Il complesso dell’intera attività investigativa aveva anche evidenziato uno strettissimo connubio tra i “mazzarroti” Tindaro Calabrese, Agostino Campisi e Carmelo Salvatore Trifirò, con Patrizia Antonina Torre nella sua qualità di amministratrice pro tempore della “Co.Ge.Ca. srl” ed il marito di questa Nino Alesci, anche nella sua qualità di amministratore della “Artemide srl” anch’essa facente parte dello stesso gruppo.
La più recente indagine Torrente, infine, aveva messo in luce che la citata attività imprenditoriale dei proposti aveva continuato ad essere un punto di riferimento per le imprese controllate da Carmelo Bisognano e, quindi, dimostrato l’assenza di soluzioni di continuità, fino all’epoca attuale, del legame mafioso imprenditoriale tra la cosca barcellonese e le società oggetto dell’odierna misura patrimoniale.

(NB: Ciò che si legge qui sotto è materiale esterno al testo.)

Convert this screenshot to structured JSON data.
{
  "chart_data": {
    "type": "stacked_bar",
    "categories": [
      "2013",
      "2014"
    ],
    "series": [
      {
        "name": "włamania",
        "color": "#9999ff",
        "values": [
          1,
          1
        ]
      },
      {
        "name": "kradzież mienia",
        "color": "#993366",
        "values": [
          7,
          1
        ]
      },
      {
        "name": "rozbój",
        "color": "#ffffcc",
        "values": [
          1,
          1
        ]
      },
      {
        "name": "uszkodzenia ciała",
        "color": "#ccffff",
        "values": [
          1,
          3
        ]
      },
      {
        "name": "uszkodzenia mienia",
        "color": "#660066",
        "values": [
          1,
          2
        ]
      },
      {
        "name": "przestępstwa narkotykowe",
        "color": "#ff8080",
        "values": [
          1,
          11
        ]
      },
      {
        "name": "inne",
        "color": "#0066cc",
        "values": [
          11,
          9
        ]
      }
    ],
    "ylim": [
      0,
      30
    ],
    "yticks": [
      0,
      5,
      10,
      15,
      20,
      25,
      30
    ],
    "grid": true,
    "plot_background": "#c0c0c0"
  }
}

L’indagine patrimoniale culminata oggi nel decreto di sequestro ha monitorato come l’andamento del volume d’affari del gruppo abbia risentito dei riassetti del gruppo criminale di riferimento e degli accordi clandestini maturati in seno ad esso per l’affidamento delle commesse, nonché di accertare una sproporzione tra l’ingente patrimonio individuato ed i redditi dichiarati dai proposti e dai componenti dei rispettivi nuclei familiari, tale da non giustificarne la legittima provenienza.